Last week we went to visit a nearby school. It was part of the Banani school service program. The students are taken to nearby schools twice a week to conduct sport lessons and tutorials for the students of the hosting schools. It was the first time I accompanied the girls on these trips. Our group was appointed to conduct sports at the nearby Shalubala School. The moment I stepped out of the bus laughing and playing around with my girls I was stricken by a scene that deeply disturbed me. It was a long line of girls waiting their turn to be beaten by a blackboard eraser by the schools head teacher. These were girls of all ages and the man beating them must have been in his forties. I was mad, frustrated, angry and above all disgusted.
It shouldn’t have bothered me this much since coming from the Middle East there were many schools in which the beating of students was a common practice of punishment, although I don’t think it any longer is an acceptable behavior anywhere in the world. Even in my own old school I remember our head supervisor who was an elderly man always carrying a stick which he swung around at the cheeky boys. However, I never ever remember him to touch or hit a girl or even raise his voice at one of us. Even when it was the boys he was punishing he would always give them the choice of detention or one hit on the hand by the stick and surprisingly the boys always chose the stick! The big difference for me though between these men was that we used to look at our supervisor as a father figure. We respected him, obeyed him and above all loved him. Even when he was punishing it was out of love, he was not enjoying the act, he was not trying to get back for all that he had been through as a student.
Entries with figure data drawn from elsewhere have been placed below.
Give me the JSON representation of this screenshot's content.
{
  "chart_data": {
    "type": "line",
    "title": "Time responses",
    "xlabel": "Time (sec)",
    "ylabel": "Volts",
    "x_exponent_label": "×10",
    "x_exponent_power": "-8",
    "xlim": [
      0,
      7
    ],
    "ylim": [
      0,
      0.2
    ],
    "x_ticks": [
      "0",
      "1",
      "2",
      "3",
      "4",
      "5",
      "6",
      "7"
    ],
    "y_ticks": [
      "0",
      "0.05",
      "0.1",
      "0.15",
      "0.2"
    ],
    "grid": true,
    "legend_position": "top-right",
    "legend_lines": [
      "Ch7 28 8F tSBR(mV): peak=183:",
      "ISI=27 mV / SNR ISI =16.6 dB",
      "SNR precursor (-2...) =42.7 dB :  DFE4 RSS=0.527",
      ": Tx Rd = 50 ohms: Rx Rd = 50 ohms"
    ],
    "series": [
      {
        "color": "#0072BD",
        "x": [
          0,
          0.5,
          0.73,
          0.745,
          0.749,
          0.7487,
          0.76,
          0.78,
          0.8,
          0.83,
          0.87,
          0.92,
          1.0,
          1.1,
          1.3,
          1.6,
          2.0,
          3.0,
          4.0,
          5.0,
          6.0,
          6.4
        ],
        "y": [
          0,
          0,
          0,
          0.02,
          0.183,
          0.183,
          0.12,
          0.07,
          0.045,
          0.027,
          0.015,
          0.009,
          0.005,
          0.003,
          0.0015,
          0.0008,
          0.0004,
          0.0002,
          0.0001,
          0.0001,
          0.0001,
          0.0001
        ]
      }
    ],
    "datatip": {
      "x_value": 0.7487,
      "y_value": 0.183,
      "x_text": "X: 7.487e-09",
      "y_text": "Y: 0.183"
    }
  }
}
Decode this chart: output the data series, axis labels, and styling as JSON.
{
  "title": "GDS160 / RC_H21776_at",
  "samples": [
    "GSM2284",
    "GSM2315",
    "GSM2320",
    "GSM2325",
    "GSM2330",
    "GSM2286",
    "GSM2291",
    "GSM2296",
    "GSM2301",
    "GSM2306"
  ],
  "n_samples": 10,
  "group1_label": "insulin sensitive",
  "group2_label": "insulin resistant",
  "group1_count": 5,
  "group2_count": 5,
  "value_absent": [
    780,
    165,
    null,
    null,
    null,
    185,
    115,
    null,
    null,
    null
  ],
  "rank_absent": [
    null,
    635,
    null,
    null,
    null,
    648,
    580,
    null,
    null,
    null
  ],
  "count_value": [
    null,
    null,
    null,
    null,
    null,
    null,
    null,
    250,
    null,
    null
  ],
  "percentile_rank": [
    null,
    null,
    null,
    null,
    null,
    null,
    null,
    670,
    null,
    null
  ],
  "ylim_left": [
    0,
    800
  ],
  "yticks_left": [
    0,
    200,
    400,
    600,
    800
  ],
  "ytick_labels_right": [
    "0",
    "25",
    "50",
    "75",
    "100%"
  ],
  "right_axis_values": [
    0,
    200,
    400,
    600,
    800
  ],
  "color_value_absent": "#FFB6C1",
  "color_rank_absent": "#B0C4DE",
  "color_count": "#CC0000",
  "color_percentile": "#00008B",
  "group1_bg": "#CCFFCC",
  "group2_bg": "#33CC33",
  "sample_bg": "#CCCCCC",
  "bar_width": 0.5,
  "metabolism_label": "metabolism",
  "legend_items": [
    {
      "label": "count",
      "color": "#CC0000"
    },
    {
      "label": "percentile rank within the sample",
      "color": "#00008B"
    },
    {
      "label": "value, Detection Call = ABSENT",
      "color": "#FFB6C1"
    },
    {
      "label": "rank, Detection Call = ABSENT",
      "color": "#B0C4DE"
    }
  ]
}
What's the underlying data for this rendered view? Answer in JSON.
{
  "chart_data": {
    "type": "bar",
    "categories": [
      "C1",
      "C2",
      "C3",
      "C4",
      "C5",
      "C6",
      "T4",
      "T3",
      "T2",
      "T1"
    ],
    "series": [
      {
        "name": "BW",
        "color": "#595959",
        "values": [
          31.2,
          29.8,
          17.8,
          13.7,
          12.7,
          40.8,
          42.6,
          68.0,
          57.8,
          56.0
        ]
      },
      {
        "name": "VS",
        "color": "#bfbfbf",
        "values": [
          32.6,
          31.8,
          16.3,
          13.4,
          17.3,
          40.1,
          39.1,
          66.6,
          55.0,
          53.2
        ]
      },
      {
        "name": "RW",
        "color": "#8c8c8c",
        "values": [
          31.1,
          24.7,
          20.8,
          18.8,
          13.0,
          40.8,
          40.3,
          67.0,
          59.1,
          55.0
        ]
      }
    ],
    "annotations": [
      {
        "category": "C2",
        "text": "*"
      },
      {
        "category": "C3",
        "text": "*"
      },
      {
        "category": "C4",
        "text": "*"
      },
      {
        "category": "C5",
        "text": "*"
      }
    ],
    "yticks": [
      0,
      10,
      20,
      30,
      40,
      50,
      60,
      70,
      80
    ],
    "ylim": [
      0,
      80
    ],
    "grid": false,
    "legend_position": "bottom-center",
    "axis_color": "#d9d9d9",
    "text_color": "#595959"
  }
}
But this man it was not love or care that pushed him for this act. You could see it in his eyes. You could see it in the fear you saw in the eyes of the students. If they weren’t being beaten they were punished to work on the fields, to pull out weed from the lands, to gather water, to dig up the ground. Everywhere you looked everyone was being punished. I wondered what could have they all done? Can a whole school be punished? Are these students ever learning anything if they are always being punished outside? However, it seemed normal for everyone else around me. No one seemed to mind, no one seemed to find it out of the ordinary, as though any other treatment would be the questionable one. I became curious after this scene whether there were any sexual harassments and abuses as well, as it shouldn’t seem surprising in such an environment. And to my further disgust I found out that there have been girls who have been selling their bodies for a guarantee of not getting punished, for not being hit, for a little sum of money and for the love and attention of their head teacher. I asked my girls what they thought about it, their reply was that this was the norm around here and that we (Banani) are one of the only few schools that don’t physically punish students. Here at Banani the punishment is not getting a merit for good behavior for the week or the worse case a demerit!
Looking at this story and getting to know students that actually graduated from schools such as this I came to one conclusion. All these campaigns held worldwide for increasing the number of schools in Africa and the underdeveloped countries are all being looked at in numbers. In quantities. No one bothers enough to actually spend the time and the effort to give these children an education. A quality education. When we are donating money we are donating to schools. To buildings. To chairs. We should be spending money on teachers. On educators. On knowledge. On character development. NGO’s, governments, companies, individuals, religious groups all take pride in starting up X many schools in X many countries. They take pride in the number of children they put through school. Well a pat on their back. But have they ever visited these schools to see their conditions? Have they counted the number of graduates? Have they counted the number of children with a positive change in their lives after school? Have they asked them a science, math or history question? Have they morally affected these children? And most importantly have they bothered to raise a generation that will be able to make a difference? Is it enough to merely give books and pencils, build schools and playgrounds and think that that’s education? No. it is not.
Our campaigns should be targeted not at sending 100 kids to school. It should be targeted towards the education of the mind, body and souls of 100 children that are capable of making a difference in the world. Donating money merely for the benefit of our self conscience is no longer good enough. We must be spending time and effort for the development of curriculum's and for the training of suitable educators. The real challenge lies in that. In the number of children we successfully educate and train in morals. In the number of children who later on move on to make a difference not only in their own lives but also in their communities. The quantity no longer matters. We should be spending on quality. Even if all these children go to school there will be no difference until the quality of this education has been adjusted. It will always be the same cycle. Just like the little boy we were playing with. When he is always being beaten and punished during school hours, instead of being educated and encouraged for good behavior, what more could we have expected from him than to be showcasing the same behavior towards his fellow school mates and what other behavior do we expect from him as a future member of our society.